James Karnik

No. 15 – Vancouver Bandits
- Position: Power forward/Center
- League: CEBL

Personal information
- Born: July 17, 1998 (age 28) Surrey, British Columbia, Canada
- Listed height: 6 ft 9 in (2.06 m)
- Listed weight: 250 lb (113 kg)

Career information
- High school: Orangeville Prep (Mono, Ontario);
- College: Lehigh (2017–2020); Boston College (2020–2022);
- Playing career: 2022–present

Career history
- 2022: Fraser Valley Bandits
- 2022-2023: Lions de Genève
- 2022-2023: Basket Brno
- 2024: Vancouver Bandits
- 2024-2025: Donar Groningen
- 2025: Vancouver Bandits
- 2025-2026: BC Neptūnas
- 2025-2026: SG Apes
- 2025-2026: Bàsquet Girona
- 2026: Vancouver Bandits

= James Karnik =

Canadian-Czech basketball player

James Karel Karnik (born July 17, 1998) is a Canadian-born Czech professional basketball player who last played for the Vancouver Bandits of the Canadian Elite Basketball League (CEBL). He played college basketball for the Lehigh Mountain Hawks and Boston College Eagles.

== High school career ==
Karnik attended Earl Marriott Secondary School and BC Christian Academy before finishing his high school career at prep schools abroad, first at Balboa Prep in San Diego, California then Orangeville Prep in Mono, Ontario.

== College career ==
Karnik played college basketball for the Lehigh Mountain Hawks and Boston College Eagles. In 130 career games, he totalled 1185 points, 796 rebounds, 82 assists, 68 steals and 64 blocks.

== Professional career ==

=== 2021-22 season ===
On June 24, 2022, Karnik signed with the Fraser Valley Bandits of the Canadian Elite Basketball League for the 2022 CEBL season.

=== 2022-23 season ===
Karnik began the 2022–23 season with the Lions de Genève of the Swiss Basketball League before joining Basket Brno of the National Basketball League (Czech Republic) in March 2023.

=== 2023-24 season ===
In February 2024, Karnik re-signed with the Vancouver Bandits for the 2024 CEBL season.

=== 2024-25 season ===
In September 2024, Karnik signed with Donar Groningen of the BNXT League. On March 31, 2025, Karnik re-joined the Vancouver Bandits for the 2025 CEBL season.

=== 2025-26 season ===
Karnik began the 2025–26 season with BC Neptūnas in the Lietuvos krepšinio lyga. He later moved to the SG Apes of the Mongolian Basketball League on January 13, 2026 then Bàsquet Girona of the Liga ACB on April 22, 2026. In July 2026, Karnik re-signed with the Vancouver Bandits for the 2026 CEBL season.
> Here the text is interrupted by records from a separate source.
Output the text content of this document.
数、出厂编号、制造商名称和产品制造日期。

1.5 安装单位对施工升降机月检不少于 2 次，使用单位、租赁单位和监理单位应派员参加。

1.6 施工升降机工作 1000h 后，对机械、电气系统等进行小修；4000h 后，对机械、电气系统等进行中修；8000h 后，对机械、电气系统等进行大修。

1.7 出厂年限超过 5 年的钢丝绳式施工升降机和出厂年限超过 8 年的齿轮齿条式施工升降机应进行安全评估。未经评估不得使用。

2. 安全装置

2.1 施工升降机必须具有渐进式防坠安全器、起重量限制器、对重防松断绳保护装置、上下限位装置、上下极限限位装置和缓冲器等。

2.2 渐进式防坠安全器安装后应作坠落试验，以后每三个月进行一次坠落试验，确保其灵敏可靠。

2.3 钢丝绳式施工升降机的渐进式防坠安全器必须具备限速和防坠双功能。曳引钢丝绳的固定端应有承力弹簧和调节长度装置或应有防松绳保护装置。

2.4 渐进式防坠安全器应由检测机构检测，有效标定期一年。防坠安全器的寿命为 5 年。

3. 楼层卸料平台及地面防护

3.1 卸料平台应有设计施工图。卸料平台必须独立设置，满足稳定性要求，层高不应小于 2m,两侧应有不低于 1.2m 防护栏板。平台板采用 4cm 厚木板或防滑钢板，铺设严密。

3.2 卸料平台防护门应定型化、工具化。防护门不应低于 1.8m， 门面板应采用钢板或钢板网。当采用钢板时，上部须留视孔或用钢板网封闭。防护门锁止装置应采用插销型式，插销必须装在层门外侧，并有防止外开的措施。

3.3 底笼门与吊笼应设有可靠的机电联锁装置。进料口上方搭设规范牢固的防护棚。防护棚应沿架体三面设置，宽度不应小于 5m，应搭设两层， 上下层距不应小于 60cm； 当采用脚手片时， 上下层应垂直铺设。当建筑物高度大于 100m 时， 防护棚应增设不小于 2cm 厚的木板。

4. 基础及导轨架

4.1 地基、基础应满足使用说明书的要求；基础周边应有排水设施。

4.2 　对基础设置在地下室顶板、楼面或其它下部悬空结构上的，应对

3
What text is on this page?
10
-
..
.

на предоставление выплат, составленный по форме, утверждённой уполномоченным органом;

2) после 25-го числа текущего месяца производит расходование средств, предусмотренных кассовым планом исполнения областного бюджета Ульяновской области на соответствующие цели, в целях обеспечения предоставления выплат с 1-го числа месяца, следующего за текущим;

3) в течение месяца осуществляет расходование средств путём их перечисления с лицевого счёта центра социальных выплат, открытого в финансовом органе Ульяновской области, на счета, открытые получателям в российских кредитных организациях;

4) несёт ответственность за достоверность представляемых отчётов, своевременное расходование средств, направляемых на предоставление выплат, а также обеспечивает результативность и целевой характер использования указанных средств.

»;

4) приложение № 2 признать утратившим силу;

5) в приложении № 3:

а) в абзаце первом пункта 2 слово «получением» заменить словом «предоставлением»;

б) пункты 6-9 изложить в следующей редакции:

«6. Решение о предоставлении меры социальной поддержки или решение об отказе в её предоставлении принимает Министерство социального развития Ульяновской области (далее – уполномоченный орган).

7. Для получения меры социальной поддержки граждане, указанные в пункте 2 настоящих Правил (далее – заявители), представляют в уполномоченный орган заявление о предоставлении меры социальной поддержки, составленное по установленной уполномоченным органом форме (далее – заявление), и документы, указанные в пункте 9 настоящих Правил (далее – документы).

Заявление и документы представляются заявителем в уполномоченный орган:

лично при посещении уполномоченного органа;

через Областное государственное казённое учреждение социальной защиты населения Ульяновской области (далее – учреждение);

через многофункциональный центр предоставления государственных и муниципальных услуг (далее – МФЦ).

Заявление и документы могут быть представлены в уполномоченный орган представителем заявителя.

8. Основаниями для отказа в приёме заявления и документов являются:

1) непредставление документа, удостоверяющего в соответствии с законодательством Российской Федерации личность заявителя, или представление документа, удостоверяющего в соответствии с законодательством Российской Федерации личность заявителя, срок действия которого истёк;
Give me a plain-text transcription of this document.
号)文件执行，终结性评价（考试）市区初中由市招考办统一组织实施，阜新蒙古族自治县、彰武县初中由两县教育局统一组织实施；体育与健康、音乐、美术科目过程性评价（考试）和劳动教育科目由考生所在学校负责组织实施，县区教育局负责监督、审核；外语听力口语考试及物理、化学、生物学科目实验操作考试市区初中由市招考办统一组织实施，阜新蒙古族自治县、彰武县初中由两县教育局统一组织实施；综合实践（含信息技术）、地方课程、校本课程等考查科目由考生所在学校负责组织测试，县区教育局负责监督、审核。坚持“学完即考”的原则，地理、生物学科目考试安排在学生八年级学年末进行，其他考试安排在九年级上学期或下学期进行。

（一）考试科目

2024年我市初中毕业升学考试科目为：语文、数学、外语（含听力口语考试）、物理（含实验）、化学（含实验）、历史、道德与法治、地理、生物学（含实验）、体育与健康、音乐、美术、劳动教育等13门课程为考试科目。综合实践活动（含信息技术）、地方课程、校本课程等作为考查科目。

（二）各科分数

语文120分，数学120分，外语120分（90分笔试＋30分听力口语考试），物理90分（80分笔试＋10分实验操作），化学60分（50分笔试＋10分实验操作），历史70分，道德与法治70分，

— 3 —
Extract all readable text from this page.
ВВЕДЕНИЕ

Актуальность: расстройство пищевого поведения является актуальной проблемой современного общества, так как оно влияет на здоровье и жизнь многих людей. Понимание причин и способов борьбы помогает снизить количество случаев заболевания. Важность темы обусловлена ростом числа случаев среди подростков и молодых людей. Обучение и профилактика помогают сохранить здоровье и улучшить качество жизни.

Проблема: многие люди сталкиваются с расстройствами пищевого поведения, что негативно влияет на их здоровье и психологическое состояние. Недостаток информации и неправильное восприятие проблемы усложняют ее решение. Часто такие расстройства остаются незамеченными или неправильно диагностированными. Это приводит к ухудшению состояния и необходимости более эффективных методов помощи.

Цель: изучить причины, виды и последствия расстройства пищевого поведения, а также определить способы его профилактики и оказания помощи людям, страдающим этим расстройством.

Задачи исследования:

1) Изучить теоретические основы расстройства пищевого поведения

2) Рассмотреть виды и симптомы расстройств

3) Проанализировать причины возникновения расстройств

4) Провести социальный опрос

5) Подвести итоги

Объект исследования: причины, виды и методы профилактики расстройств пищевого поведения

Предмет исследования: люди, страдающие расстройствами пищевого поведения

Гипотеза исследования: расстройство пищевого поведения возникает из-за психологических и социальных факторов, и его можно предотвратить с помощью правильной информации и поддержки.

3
== National team career ==
Karnik obtained a Czech passport in August 2022, making him eligible to play for Czechia. He represented the Czech Republic men's national basketball team. He has played at the 2023 and 2027 FIBA World Cup qualifiers, and the EuroBasket 2025 qualifiers.

== Personal life ==
Karnik is engaged to Canadian actress Vanessa Morgan, and share a child together.